La « Fox-newsisation » de la France

En France (26e), comme dans l’ensemble des régimes démocratiques, l’ONG constate un « regain des tensions sociales et politiques, accéléré par les réseaux sociaux et de nouveaux médias d’opinion ». En avril, l’ONG a saisi le Conseil d’Etat d’un recours « pour contester le refus de l’Autorité de régulation de la communication audiovisuelle et numérique [Arcom] d’agir contre les manquements de [la chaîne] CNews à ses obligations ».

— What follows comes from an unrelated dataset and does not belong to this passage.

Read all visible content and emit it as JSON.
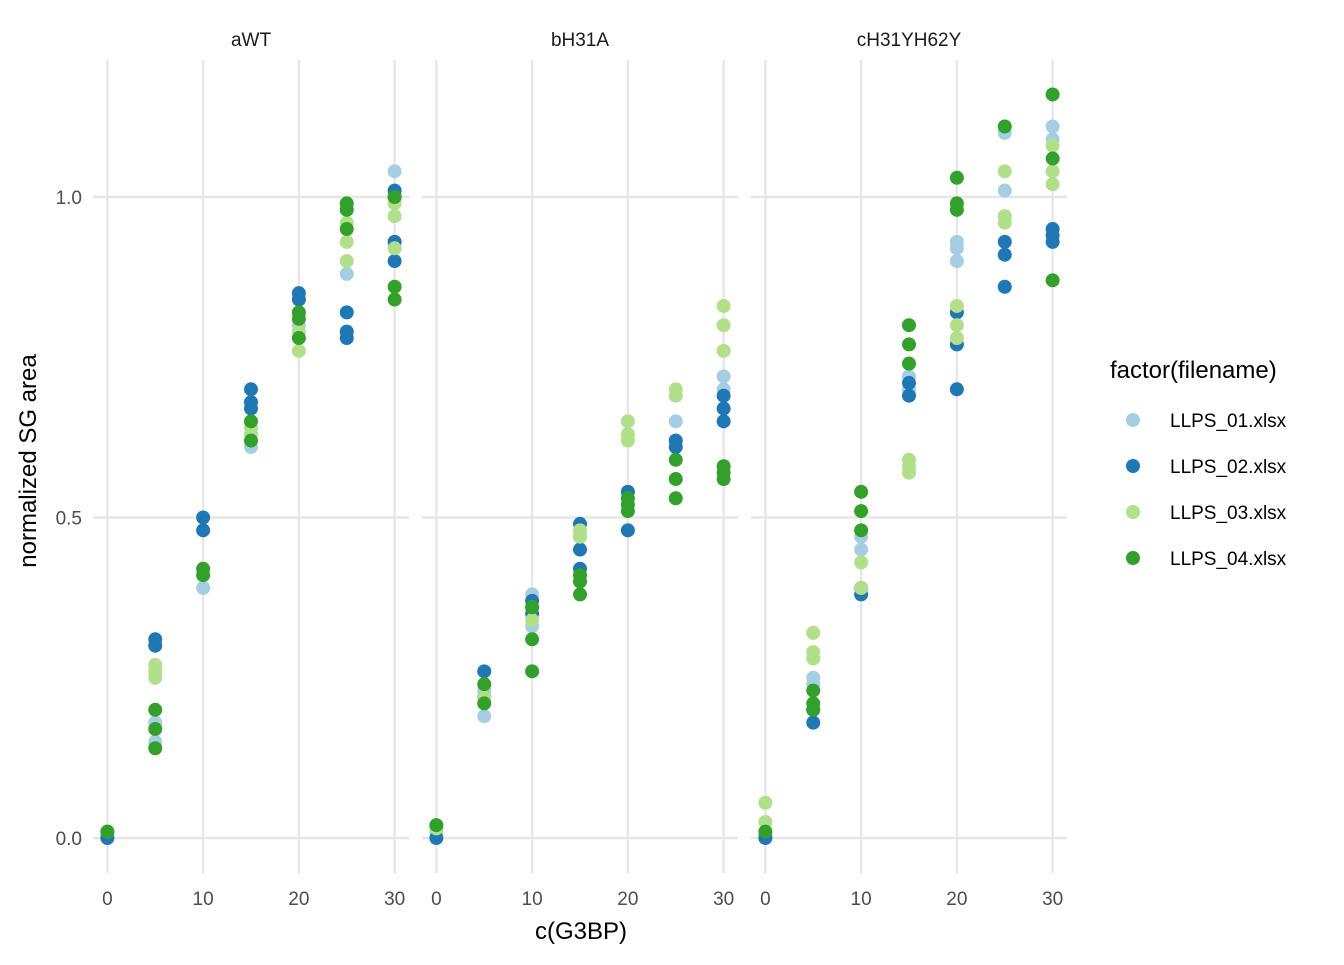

En octobre 2021, RSF avait dénoncé les méthodes de Vincent Bolloré, à la suite de la diffusion d’un court documentaire choc sur les méthodes d’intimidations de l’entrepreneur sur la liberté de l’information. « Sur le plan interne, la “fox-newsisation” des médias est un danger funeste pour les démocraties, car elle sape les bases de la concorde civile et d’un débat public tolérant », s’alarme le secrétaire général de RSF.

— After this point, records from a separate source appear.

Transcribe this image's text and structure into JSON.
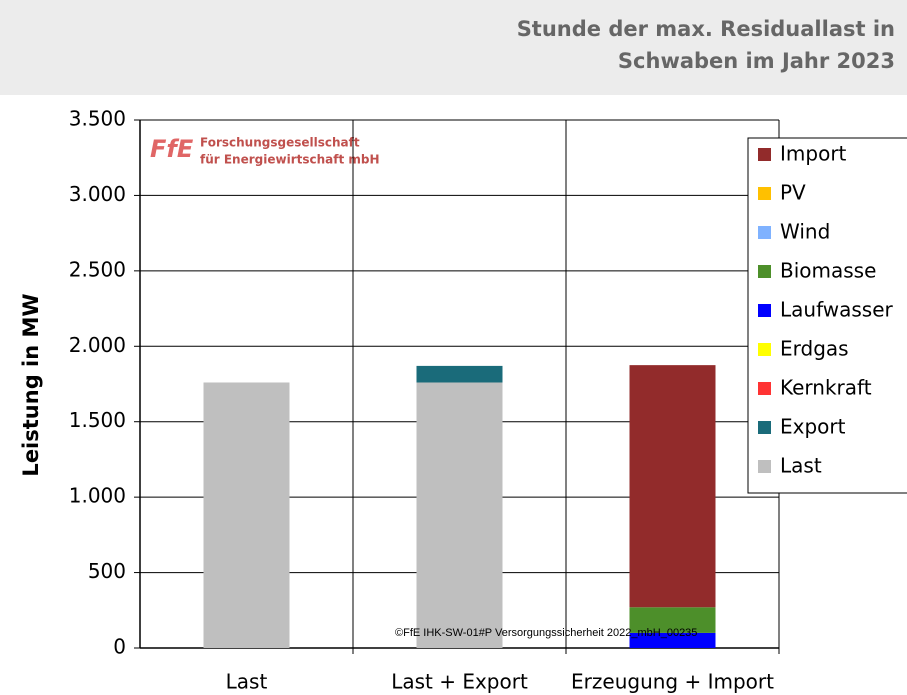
{
  "chart_data": {
    "type": "stacked_bar",
    "title": [
      "Stunde der max. Residuallast in",
      "Schwaben im Jahr 2023"
    ],
    "y_label": "Leistung in MW",
    "logo": {
      "mark": "FfE",
      "lines": [
        "Forschungsgesellschaft",
        "für Energiewirtschaft mbH"
      ]
    },
    "footnote": "©FfE IHK-SW-01#P Versorgungssicherheit 2022_mbH_00235",
    "categories": [
      "Last",
      "Last + Export",
      "Erzeugung + Import"
    ],
    "series": [
      {
        "name": "Import",
        "color": "#922b2b",
        "values": [
          0,
          0,
          1605
        ]
      },
      {
        "name": "PV",
        "color": "#ffc000",
        "values": [
          0,
          0,
          0
        ]
      },
      {
        "name": "Wind",
        "color": "#7fb2ff",
        "values": [
          0,
          0,
          0
        ]
      },
      {
        "name": "Biomasse",
        "color": "#4d8f2a",
        "values": [
          0,
          0,
          170
        ]
      },
      {
        "name": "Laufwasser",
        "color": "#0000ff",
        "values": [
          0,
          0,
          100
        ]
      },
      {
        "name": "Erdgas",
        "color": "#ffff00",
        "values": [
          0,
          0,
          0
        ]
      },
      {
        "name": "Kernkraft",
        "color": "#ff3333",
        "values": [
          0,
          0,
          0
        ]
      },
      {
        "name": "Export",
        "color": "#1a6b7a",
        "values": [
          0,
          110,
          0
        ]
      },
      {
        "name": "Last",
        "color": "#bfbfbf",
        "values": [
          1760,
          1760,
          0
        ]
      }
    ],
    "ylim": [
      0,
      3500
    ],
    "yticks": [
      0,
      500,
      {
        "value": 1000,
        "label": "1.000"
      },
      {
        "value": 1500,
        "label": "1.500"
      },
      {
        "value": 2000,
        "label": "2.000"
      },
      {
        "value": 2500,
        "label": "2.500"
      },
      {
        "value": 3000,
        "label": "3.000"
      },
      {
        "value": 3500,
        "label": "3.500"
      }
    ],
    "grid": true,
    "legend": "right"
  }
}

Enfin, en février 2021, le coup d’Etat perpétré en Birmanie, pays parmi les plus répressifs pour la presse, « a brutalement ramené la situation des journalistes dix ans en arrière », plaçant le pays à la 176e place du classement, aux côtés de la Corée du Nord (180e), de l’Erythrée (179e), de l’Iran (178e), du Turkménistan (177e) et de la Chine (175e).

« Pékin a utilisé son arsenal législatif pour confiner sa population et la couper du reste du monde, et particulièrement celle de Hongkong (148e), qui dévisse significativement dans le classement », constate également RSF.